Plus précisément sont concernés par cette obligation les bailleurs et vendeurs de biens immobiliers, situés dans des zones réglementées par un ou des plans de prévention des risques (PPR), une zone de sismicité faible à forte, dans un secteur d'information sur les sols (pollution des sols), dans une zone à potentiel radon de niveau 3 (élevé), dans une zone d'un plan d'exposition au bruit d'un aéroport ou sur un terrain ayant accueilli une ancienne installation classée pour la protection de l'environnement (IPCE) soumise à autorisation ou enregistrement. 

En pratique, ce sont tous les bailleurs et vendeurs qui doivent établir cet état des risques au moment de la location ou de la vente de leurs biens. En effet, à ce jour toutes les parcelles sont au moins catégorisées dans une zone de sismicité (qu'elle soit faible, modérée ou forte). 

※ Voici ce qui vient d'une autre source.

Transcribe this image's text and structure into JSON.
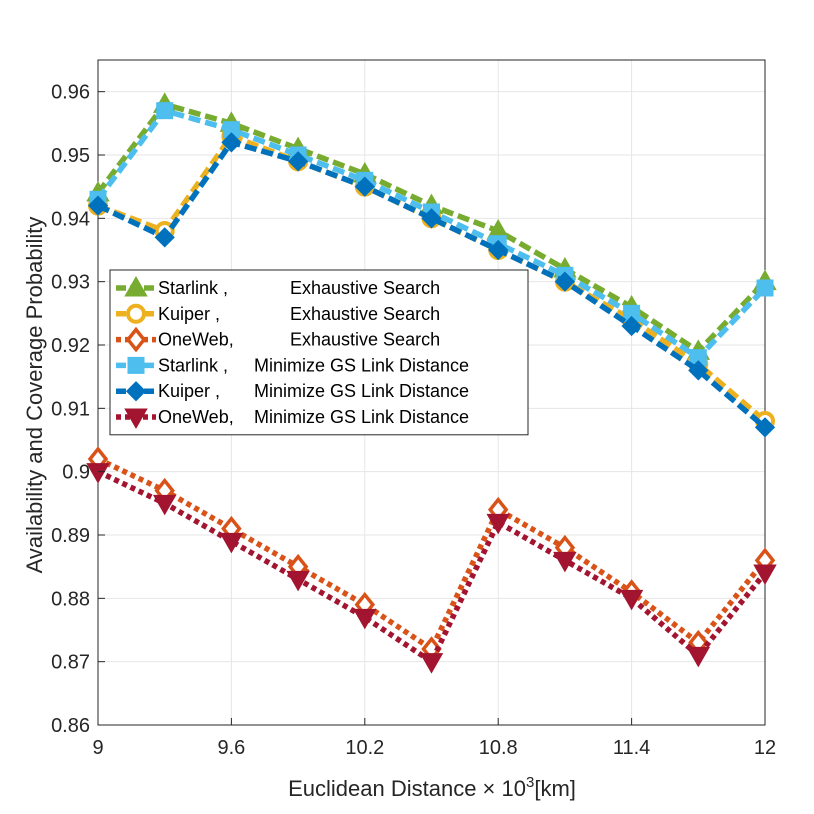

A noter, le manquement à cette obligation peut engager la responsabilité du bailleur ou vendeur, et entraîner une annulation du contrat, ou une réduction du prix, ou également des dommages et intérêts. En outre, en cas de saisine du service des fraudes, le bailleur ou le vendeur peut encourir une amende de 300 000 euros et une peine de 2 ans d'emprisonnement.

2- Possibilité d'établir un état des risques sur tout autre support que le modèle fixé par arrêté

Avant l'entrée en vigueur de l'arrêté du 9 juin 2021, l'état des risques devait impérativement être établi sur le modèle fixé par arrêté (cf. le formulaire modèle et sa notice en pièce jointe). En effet, aucun autre support n'était autorisé. 

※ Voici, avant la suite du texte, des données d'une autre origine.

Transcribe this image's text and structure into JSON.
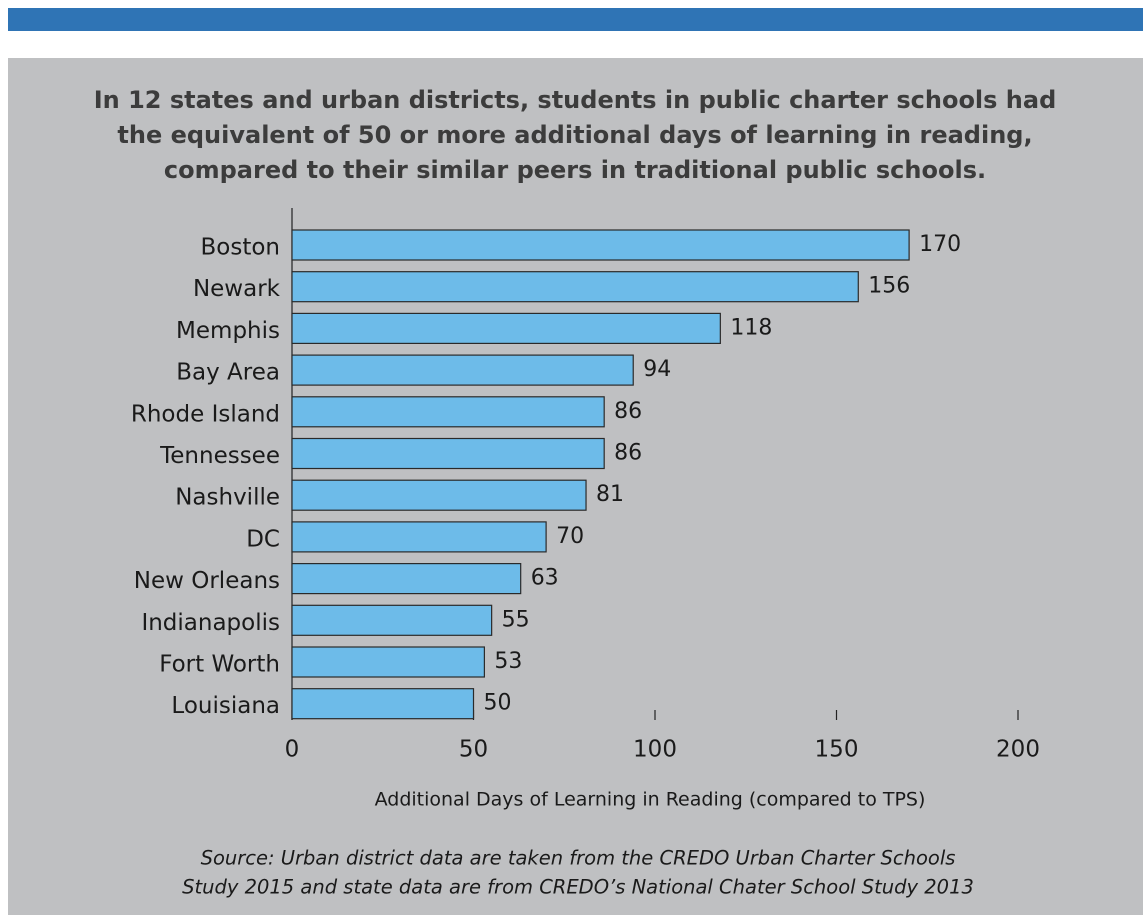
{
  "chart_data": {
    "type": "barh",
    "title": [
      "In 12 states and urban districts, students in public charter schools had",
      "the equivalent of 50 or more additional days of learning in reading,",
      "compared to their similar peers in traditional public schools."
    ],
    "categories": [
      "Boston",
      "Newark",
      "Memphis",
      "Bay Area",
      "Rhode Island",
      "Tennessee",
      "Nashville",
      "DC",
      "New Orleans",
      "Indianapolis",
      "Fort Worth",
      "Louisiana"
    ],
    "values": [
      170,
      156,
      118,
      94,
      86,
      86,
      81,
      70,
      63,
      55,
      53,
      50
    ],
    "color": "#6dbbe9",
    "xlim": [
      0,
      200
    ],
    "xticks": [
      0,
      50,
      100,
      150,
      200
    ],
    "xlabel": "Additional Days of Learning in Reading (compared to TPS)",
    "source": [
      "Source: Urban district data are taken from the CREDO Urban Charter Schools",
      "Study 2015 and state data are from CREDO’s National Chater School Study 2013"
    ]
  }
}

Désormais, depuis le 3 juillet 2021 (date d'entrée en vigueur de l'arrêté du 9 juin 2021), l'état des risques peut être établi sur tout autre support que le modèle susvisé, à condition que figurent les mêmes informations que celles prévues par ce dernier. En outre, il n'est pas nécessaire de mentionner le numéro et les dates de l'arrêté préfectoral cité en entête du modèle, ces informations étant facultatives. 

Deux possibilités s'offrent donc au bailleur et au vendeur pour établir l'état des risques, soit remplir le formulaire en vigueur, soit utiliser le nouvel outil numérique mis à disposition par l'état sur le site https://errial.georisques.gouv.fr/

Ce nouvel outil numérique est très simple d'utilisation. Il suffit de renseigner l'adresse complète du bien (ou le code de la parcelle), et de lancer la recherche. L'ensemble des risques est énuméré, et on peut ensuite générer l'état des risques. 

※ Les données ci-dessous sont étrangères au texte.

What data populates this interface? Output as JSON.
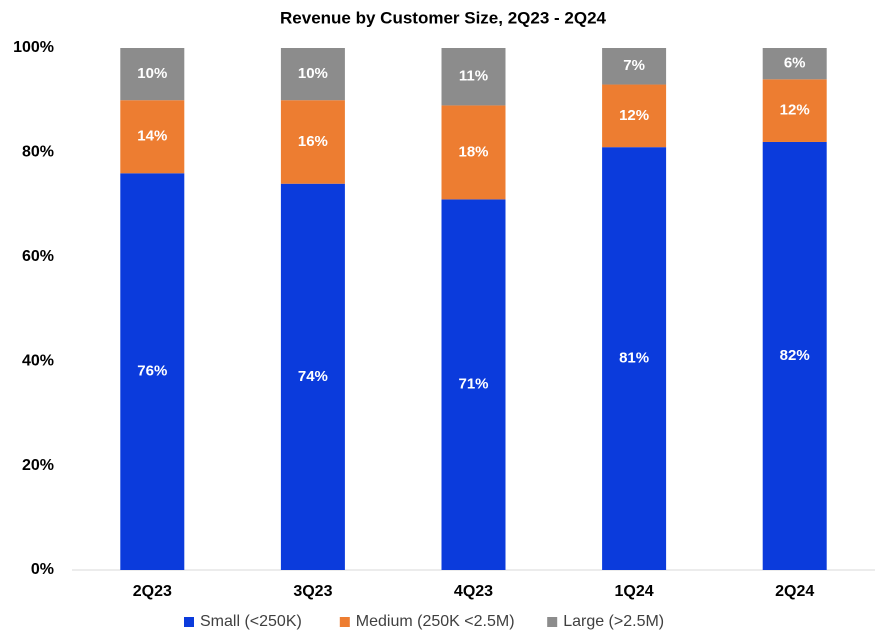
{
  "chart_data": {
    "type": "stacked_bar",
    "title": "Revenue by Customer Size, 2Q23 - 2Q24",
    "categories": [
      "2Q23",
      "3Q23",
      "4Q23",
      "1Q24",
      "2Q24"
    ],
    "series": [
      {
        "name": "Small (<250K)",
        "color": "#0b3bdc",
        "values": [
          76,
          74,
          71,
          81,
          82
        ],
        "value_labels": [
          "76%",
          "74%",
          "71%",
          "81%",
          "82%"
        ]
      },
      {
        "name": "Medium (250K <2.5M)",
        "color": "#ed7d31",
        "values": [
          14,
          16,
          18,
          12,
          12
        ],
        "value_labels": [
          "14%",
          "16%",
          "18%",
          "12%",
          "12%"
        ]
      },
      {
        "name": "Large (>2.5M)",
        "color": "#8c8c8c",
        "values": [
          10,
          10,
          11,
          7,
          6
        ],
        "value_labels": [
          "10%",
          "10%",
          "11%",
          "7%",
          "6%"
        ]
      }
    ],
    "ylim": [
      0,
      100
    ],
    "yticks": [
      {
        "value": 0,
        "label": "0%"
      },
      {
        "value": 20,
        "label": "20%"
      },
      {
        "value": 40,
        "label": "40%"
      },
      {
        "value": 60,
        "label": "60%"
      },
      {
        "value": 80,
        "label": "80%"
      },
      {
        "value": 100,
        "label": "100%"
      }
    ],
    "legend": "bottom"
  }
}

Cette nouvelle disposition ainsi que ce nouvel outil numérique permettent d'établir plus facilement l'état des risques et pollutions et par conséquent d'en informer plus rapidement le futur acquéreur ou locataire

Toutefois, quelque soit le support de l'état des risques le vendeur ou le bailleur reste responsable des informations mentionnées dans l'état dressé. Il convient donc de vérifier que toutes les informations obligatoires y figurent. En effet, il peut parfois être nécessaire de compléter les informations trouvées à partir de celles disponibles sur le site internet de la préfecture. Pour rappel, les informations obligatoires sont : 

  • la sismicité, 
  • le potentiel radon,
  • l'inscription dans un secteur d'information sur les sols et les risques naturels, miniers ou technologiques pris en compte dans le ou les plans de prévention prescrits, appliqués par anticipation ou approuvés.
  • la mention ou non dans le contrat de vente ou de location de l'indemnisation post catastrophes et/ou celles spécifiques aux biens en dehors des logements, est mentionnée dans le contrat de vente ou de location.
  • la réalisation ou non des travaux prescrits vis-à-vis de l’immeuble par le règlement du plan de prévention des risques approuvé.

De plus, l'état des risques doit être accompagné des extraits des documents graphiques de référence permettant de localiser le bien au regard des secteurs d'information des sols et des zonages règlementaires vis-à-vis des risques.

Enfin, cet état des risques doit être daté et signé par les parties puis joint au bail ou au contrat de vente. Attention à sa durée de validité qui n'est que de 6 mois. Ainsi, l'état des risque joint au contrat devra avoir moins de 6 mois.